The original meaning of the word partakes of both these senses: in the Feudal Era, knights were expected to be champions and paragons of both prowess in combat and of causes, the latter most commonly being either patriotic, romantic or religious in nature (thus becoming models of virtue). This reaches its most literal meaning in a trial by combat, in which each combatant champions the cause of one side of the trial. A "King's Champion" is appointed for ceremonial purposes at the coronation of an English Monarch, to defeat any challenger to the monarch's right to be crowned.

Champion warfare refers to a type of battle, most commonly found in the epic poetry and myth of ancient history, in which the outcome of the conflict is determined by single combat, an individual duel between the best soldiers ("champions") from each opposing army.

==World champion==
World champion is a title used to denote a winner of a world championship in a particular sport (such as mixed martial arts, professional boxing or professional wrestling), discipline or game.

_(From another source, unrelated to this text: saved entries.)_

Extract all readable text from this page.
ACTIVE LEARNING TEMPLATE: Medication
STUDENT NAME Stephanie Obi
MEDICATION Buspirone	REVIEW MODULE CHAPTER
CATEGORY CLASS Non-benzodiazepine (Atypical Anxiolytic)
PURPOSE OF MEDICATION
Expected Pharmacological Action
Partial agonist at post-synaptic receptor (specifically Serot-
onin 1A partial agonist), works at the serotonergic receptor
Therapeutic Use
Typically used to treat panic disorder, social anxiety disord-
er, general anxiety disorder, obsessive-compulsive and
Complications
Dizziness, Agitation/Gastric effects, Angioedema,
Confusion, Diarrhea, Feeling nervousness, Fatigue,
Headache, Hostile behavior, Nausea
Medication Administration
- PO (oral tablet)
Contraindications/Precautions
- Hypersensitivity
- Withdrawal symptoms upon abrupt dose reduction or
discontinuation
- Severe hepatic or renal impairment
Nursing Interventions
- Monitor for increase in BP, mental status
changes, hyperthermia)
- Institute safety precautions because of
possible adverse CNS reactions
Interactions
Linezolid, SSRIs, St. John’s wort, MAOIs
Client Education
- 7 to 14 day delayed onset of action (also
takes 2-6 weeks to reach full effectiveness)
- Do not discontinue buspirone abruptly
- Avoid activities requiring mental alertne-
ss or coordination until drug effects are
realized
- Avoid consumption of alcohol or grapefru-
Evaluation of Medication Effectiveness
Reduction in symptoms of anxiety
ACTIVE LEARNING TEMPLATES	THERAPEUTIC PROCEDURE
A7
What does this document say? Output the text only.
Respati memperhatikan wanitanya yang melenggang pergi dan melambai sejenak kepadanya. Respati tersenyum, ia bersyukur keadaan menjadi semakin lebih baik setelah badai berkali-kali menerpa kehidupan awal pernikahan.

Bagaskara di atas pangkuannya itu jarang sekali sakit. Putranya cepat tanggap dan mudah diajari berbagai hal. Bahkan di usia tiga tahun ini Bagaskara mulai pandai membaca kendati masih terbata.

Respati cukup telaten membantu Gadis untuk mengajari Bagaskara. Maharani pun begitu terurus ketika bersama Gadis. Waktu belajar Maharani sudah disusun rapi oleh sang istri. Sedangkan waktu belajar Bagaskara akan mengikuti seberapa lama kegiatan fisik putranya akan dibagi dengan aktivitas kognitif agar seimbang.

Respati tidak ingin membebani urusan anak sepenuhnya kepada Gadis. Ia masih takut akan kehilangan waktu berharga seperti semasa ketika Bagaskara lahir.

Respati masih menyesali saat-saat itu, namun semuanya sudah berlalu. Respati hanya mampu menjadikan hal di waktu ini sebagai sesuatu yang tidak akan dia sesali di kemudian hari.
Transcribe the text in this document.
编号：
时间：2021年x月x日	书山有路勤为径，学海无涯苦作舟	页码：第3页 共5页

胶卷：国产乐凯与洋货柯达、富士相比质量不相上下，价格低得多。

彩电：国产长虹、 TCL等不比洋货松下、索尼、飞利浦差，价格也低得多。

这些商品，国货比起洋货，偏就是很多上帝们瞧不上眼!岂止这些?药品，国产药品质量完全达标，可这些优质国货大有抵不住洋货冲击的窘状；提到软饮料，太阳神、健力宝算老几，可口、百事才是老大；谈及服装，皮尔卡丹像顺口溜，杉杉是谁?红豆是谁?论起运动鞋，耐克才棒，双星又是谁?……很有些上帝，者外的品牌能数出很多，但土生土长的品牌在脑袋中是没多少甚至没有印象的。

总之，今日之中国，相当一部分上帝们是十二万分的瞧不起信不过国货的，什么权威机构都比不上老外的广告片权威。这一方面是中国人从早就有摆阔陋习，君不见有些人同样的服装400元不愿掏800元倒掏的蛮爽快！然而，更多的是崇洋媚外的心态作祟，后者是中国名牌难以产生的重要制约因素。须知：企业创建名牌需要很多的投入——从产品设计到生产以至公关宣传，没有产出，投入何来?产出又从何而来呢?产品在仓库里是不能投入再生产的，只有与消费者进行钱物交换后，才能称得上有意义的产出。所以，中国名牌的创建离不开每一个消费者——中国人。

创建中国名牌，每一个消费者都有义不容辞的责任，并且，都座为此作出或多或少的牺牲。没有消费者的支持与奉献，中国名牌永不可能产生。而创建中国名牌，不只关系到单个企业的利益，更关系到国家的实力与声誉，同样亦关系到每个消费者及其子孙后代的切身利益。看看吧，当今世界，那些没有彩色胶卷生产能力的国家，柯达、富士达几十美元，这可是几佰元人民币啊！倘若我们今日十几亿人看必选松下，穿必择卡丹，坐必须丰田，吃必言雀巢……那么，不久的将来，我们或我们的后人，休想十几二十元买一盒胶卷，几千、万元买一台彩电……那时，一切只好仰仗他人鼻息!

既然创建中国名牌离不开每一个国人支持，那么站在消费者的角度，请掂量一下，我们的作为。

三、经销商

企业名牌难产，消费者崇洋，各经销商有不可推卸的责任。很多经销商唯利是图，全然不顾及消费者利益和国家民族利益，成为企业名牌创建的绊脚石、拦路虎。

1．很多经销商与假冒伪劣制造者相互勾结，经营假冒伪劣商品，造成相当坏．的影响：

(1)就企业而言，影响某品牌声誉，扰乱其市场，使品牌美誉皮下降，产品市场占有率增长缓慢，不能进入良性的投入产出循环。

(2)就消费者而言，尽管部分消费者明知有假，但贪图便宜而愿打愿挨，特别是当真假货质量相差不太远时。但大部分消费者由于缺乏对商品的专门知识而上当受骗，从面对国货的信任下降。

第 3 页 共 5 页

Being a champion at any sport or game requires an extraordinary amount of focus, discipline, drive and complete dedication, usually from a young age. What separates a world champion from the average competitor aside from natural ability and environmental advantages with access to the best training facilities, is the ability to focus on their goal and to become the best of the best, the obsession to continually improve and mental conditioning required to focus on becoming the best in the world at their given subject.